Desperto com a ressaca martelando em minha cabeça e entro no banheiro sem disfarçar a carranca. Eu não devia ter bebido tanto na noite passada e assim que transei com a Carla, vesti minha roupa e voltei para casa.

Ainda tenho que ir à escola, claro.

Descarto o uniforme horrível e procuro uma roupa qualquer no guarda-roupa, vestindo-me totalmente de preto. Pego a chave da moto, minha mochila e passo pelo meu pai deitado no sofá.

Ignoro o forte cheiro de conhaque e saio de casa, mas não tranco a porta dessa vez. Bruno já está bem grandinho e sabe se cuidar, do jeito dele pelo menos.

Nossa vida virou uma merda depois que minha mãe morreu e desde então vivemos nessa casa sombria e malcheirosa; afinal de contas é o que nos restou.

— E aí — troco um cumprimento rápido com Lucas, um cara da minha classe, e sigo para meu lugar habitual.
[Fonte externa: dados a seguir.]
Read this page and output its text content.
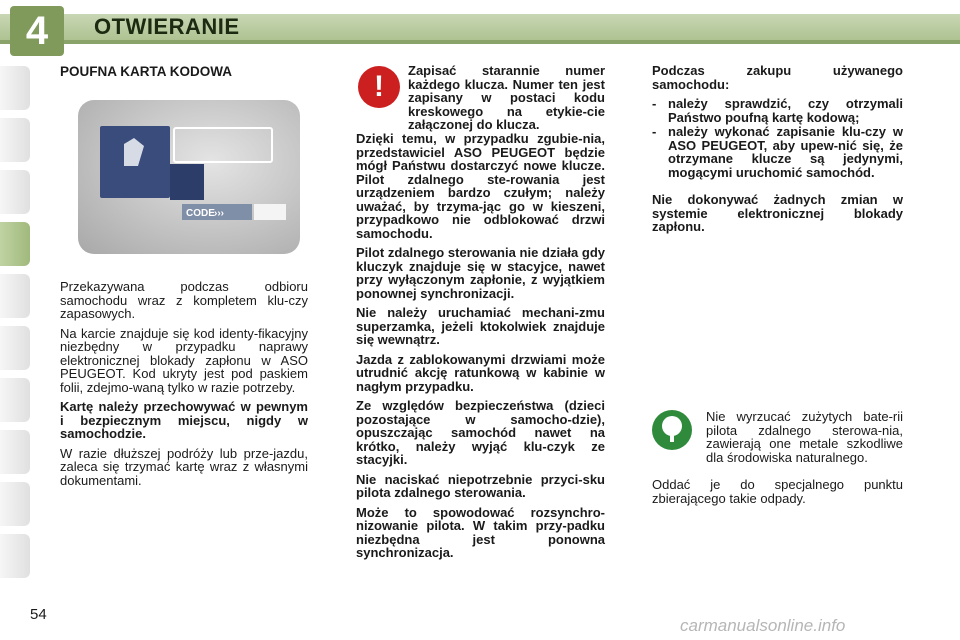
4	OTWIERANIE
POUFNA KARTA KODOWA
CODE ›››

Przekazywana podczas odbioru samochodu wraz z kompletem klu-czy zapasowych.

Na karcie znajduje się kod identy-fikacyjny niezbędny w przypadku naprawy elektronicznej blokady zapłonu w ASO PEUGEOT. Kod ukryty jest pod paskiem folii, zdejmo-waną tylko w razie potrzeby.

Kartę należy przechowywać w pewnym i bezpiecznym miejscu, nigdy w samochodzie.

W razie dłuższej podróży lub prze-jazdu, zaleca się trzymać kartę wraz z własnymi dokumentami.

!	Zapisać starannie numer każdego klucza. Numer ten jest zapisany w postaci kodu kreskowego na etykie-cie załączonej do klucza.

Dzięki temu, w przypadku zgubie-nia, przedstawiciel ASO PEUGEOT będzie mógł Państwu dostarczyć nowe klucze. Pilot zdalnego ste-rowania jest urządzeniem bardzo czułym; należy uważać, by trzyma-jąc go w kieszeni, przypadkowo nie odblokować drzwi samochodu.

Pilot zdalnego sterowania nie działa gdy kluczyk znajduje się w stacyjce, nawet przy wyłączonym zapłonie, z wyjątkiem ponownej synchronizacji.

Nie należy uruchamiać mechani-zmu superzamka, jeżeli ktokolwiek znajduje się wewnątrz.

Jazda z zablokowanymi drzwiami może utrudnić akcję ratunkową w kabinie w nagłym przypadku.

Ze względów bezpieczeństwa (dzieci pozostające w samocho-dzie), opuszczając samochód nawet na krótko, należy wyjąć klu-czyk ze stacyjki.

Nie naciskać niepotrzebnie przyci-sku pilota zdalnego sterowania.

Może to spowodować rozsynchro-nizowanie pilota. W takim przy-padku niezbędna jest ponowna synchronizacja.

Podczas zakupu używanego samochodu:

- należy sprawdzić, czy otrzymali Państwo poufną kartę kodową;
- należy wykonać zapisanie klu-czy w ASO PEUGEOT, aby upew-nić się, że otrzymane klucze są jedynymi, mogącymi uruchomić samochód.

Nie dokonywać żadnych zmian w systemie elektronicznej blokady zapłonu.

Nie wyrzucać zużytych bate-rii pilota zdalnego sterowa-nia, zawierają one metale szkodliwe dla środowiska naturalnego.

Oddać je do specjalnego punktu zbierającego takie odpady.

54
carmanualsonline.info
Dou uma olhada nos alunos, notando a ausência de Carla.

No intervalo, xingo o alarme estridente e deixo a sala de aula após mais um discurso monótono do professor de filosofia.

— Você tem alguma coisa pra mim hoje? — Eu me aproximo de Jefferson, parado no corredor com alguns amigos.

— Claro! — Ele sorri, olhando para os lados. Enfia a mão no bolso da calça, tirando de lá um pequeno pacote pardo, de tamanho suficiente para caber em minha mão. Ele me entrega o embrulho e eu lhe repasso a grana que trouxe, discretamente.

— Valeu. — Bato levemente em seu ombro.

— De nada. Quando precisar, é só pedir.

Eu me afasto ansioso para estrear essa belezinha. Sigo para os fundos do colégio, sentando em uma calçada qualquer. Dou uma olhada nos arredores e sorrio satisfeito. Sem plateia, ótimo.

Tiro o pacotinho de cocaína do bolso, rasgando a embalagem com pressa, revelando o pó em seu interior. Essa é a primeira vez que toco nisso e como Jefferson disse que é muito mais forte do que a maconha, decidi encomendar no dia anterior.

Sei que é perigoso, mas a minha consciência já tem erros demais para que eu me preocupe com isso; não quando a droga é uma válvula de escape para meus problemas e minha vida de merda.

Dou um jeito de enrolar o papel pardo até deixá-lo num formato bom para que eu possa usar a droga, e me permito esquecer os meus problemas por alguns minutos. Quando já estou distraído o suficiente, sinto um olhar sobre mim.

Que merda é essa?

Escondo a droga embaixo da camisa, com pressa, olhando para os lados. Estou louco pra pegar o maldito intruso.

Franzo o cenho, surpreendido, quando me deparo com ela.

A ceguinha.

O que diabos ela está fazendo aqui?!

Cecília está distraída, é óbvio, e não percebeu minha presença pela forma despreocupada como fecha os olhos. Vejo que está encostada à parede, com o uniforme do colégio e os cabelos soltos. Para minha consternação, está sem os óculos escuros e abre um sorriso suave; o vento jogando seus cabelos de volta contra o rosto.

Ignoro a sensação idiota que me percorre e meus olhos ficam imediatamente entrecerrados.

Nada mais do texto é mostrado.